1. Red spruce decline. Red spruce is the most important species for both lumber and pulpwood. The cut of red spruces was three times the volume of growth. Red spruce declined by 28% in volume between 1982 and 1995. It will take a long time to recover because of a decline in trees in smaller diameter classes.

2. Decline in spruce-fir forest type. The spruce-fir type declined by more than 1.5 million acres between 1982 and 1995, but the northern hardwood and birch-aspen types increased in acreage. This has long-term implications in timber supply and more immediate implications for local timberlands taxation. Mixedwood and hardwood timberlands have lower assessed values under the tree-growth tax. Timber-type shifts lead to tax shifts.

3. Increase in red maple and beech -- low value species. Hardwood, pulpwood and biomass give poor returns to landowners and loggers.

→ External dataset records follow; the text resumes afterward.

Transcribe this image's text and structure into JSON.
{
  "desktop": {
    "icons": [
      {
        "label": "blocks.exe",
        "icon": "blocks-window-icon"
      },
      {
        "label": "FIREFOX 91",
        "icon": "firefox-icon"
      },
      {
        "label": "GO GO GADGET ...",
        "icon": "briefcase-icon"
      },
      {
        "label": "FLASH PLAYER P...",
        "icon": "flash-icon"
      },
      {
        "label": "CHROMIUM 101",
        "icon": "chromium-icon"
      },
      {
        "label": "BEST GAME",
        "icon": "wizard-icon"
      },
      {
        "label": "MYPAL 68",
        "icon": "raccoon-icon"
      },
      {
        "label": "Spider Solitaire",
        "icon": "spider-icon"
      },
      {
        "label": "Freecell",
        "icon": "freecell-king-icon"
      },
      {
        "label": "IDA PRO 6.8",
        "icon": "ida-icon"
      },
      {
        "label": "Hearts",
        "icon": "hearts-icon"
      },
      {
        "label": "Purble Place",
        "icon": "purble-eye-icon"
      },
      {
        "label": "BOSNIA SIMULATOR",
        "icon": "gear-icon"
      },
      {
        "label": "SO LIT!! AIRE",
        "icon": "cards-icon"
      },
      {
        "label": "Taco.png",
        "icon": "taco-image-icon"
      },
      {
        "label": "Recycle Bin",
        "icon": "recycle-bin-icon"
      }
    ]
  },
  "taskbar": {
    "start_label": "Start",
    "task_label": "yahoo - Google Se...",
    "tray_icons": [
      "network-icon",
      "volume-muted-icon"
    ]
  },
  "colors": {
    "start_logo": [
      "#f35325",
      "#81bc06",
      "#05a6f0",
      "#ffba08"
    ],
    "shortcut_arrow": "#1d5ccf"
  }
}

4. A decline in hardwood quality. Since 1959 there has been a steady decline in the percent of hardwood sawlogs suitable for grade 1 sawlogs and veneer. This indicates highgrading, and means the resource is dominated by low value wood.

5. Increase in acreage of seedlings and saplings. In 1995 there were 1.2 million more acres of seedlings and saplings than in 1982, bringing the total up to 4.2 million acres -- 25% of all timberlands. This is evidence of a lot of clearcutting. Seedlings and saplings do not produce merchantable sawlogs for many decades.

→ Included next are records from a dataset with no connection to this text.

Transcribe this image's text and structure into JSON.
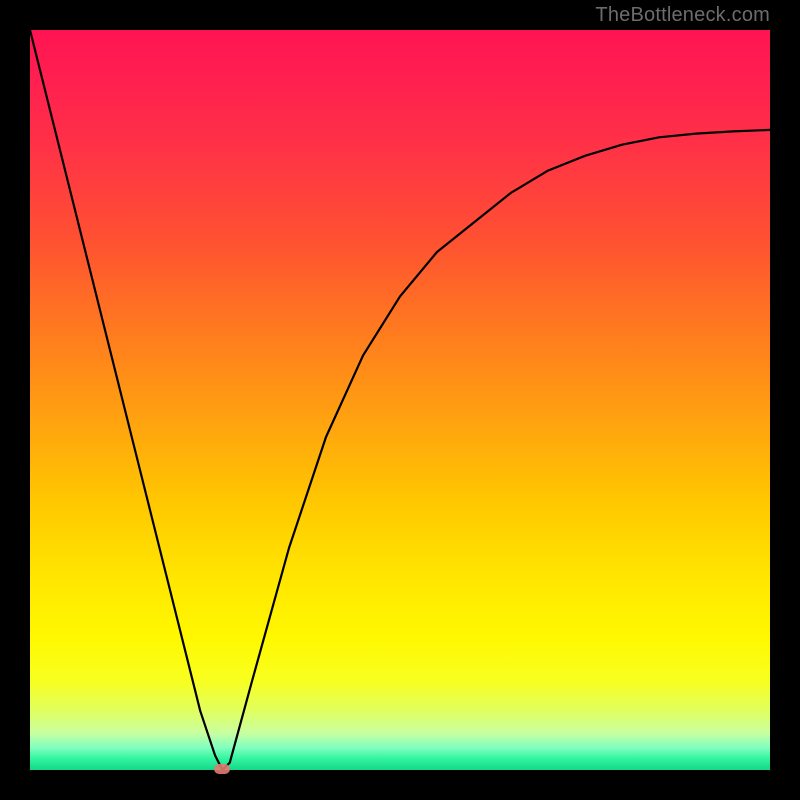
{
  "watermark_text": "TheBottleneck.com",
  "chart_data": {
    "type": "line",
    "title": "",
    "xlabel": "",
    "ylabel": "",
    "x_range": [
      0,
      100
    ],
    "y_range": [
      0,
      100
    ],
    "series": [
      {
        "name": "bottleneck-curve",
        "x": [
          0,
          5,
          10,
          15,
          20,
          23,
          25,
          26,
          27,
          30,
          35,
          40,
          45,
          50,
          55,
          60,
          65,
          70,
          75,
          80,
          85,
          90,
          95,
          100
        ],
        "y": [
          100,
          80,
          60,
          40,
          20,
          8,
          2,
          0,
          1,
          12,
          30,
          45,
          56,
          64,
          70,
          74,
          78,
          81,
          83,
          84.5,
          85.5,
          86,
          86.3,
          86.5
        ]
      }
    ],
    "marker": {
      "x": 26,
      "y": 0
    },
    "background_gradient": {
      "top": "#ff1452",
      "bottom": "#14d788",
      "meaning": "red=high bottleneck, green=low bottleneck"
    }
  }
}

6. Domination of small saplings by shorter-lived, lower-valued, and more vulnerable species. The top three species in trees 1-3 inches in diameter were fir, red maple, and non-commercial hardwoods. White birch, red spruce, aspen, and beech followed. Of these, only red spruce is a longer-lived more valuable species.

7. Domination of the spruce-fir saplings by balsam fir. Even-aged fir-dominated thickets create stands highly susceptible to the spruce budworm.

8. Major regional declines and low volumes per acre. Four counties, Piscataquis, Somerset, Franklin, and Aroostook had major volume declines resulting in low volumes per acre -- less than 14 cords. In contrast, National Forests averaged over 32 cords to the acre. Except for Aroostook, the declines were in both softwoods and hardwoods. Past cutting levels cannot be sustained. Lowering cut, to allow volume recovery, is necessary, but will have economic consequences. These four counties contain half of the state's timberlands.

 

9. Overcutting, clearcutting, low volumes, and low growth on forest-industry timberlands. Forest-industry lands had a cut to growth ratio of 2 to 1, the highest of any other identified landowner type. Industry timberlands averaged only 13.4 cords to the acre with only 0.18 cords per acre per year in growth, less than the 0.24 cords to the acre per year defining commercial "timberlands." Twenty nine percent of forest-industry timberlands were in seedlings and saplings.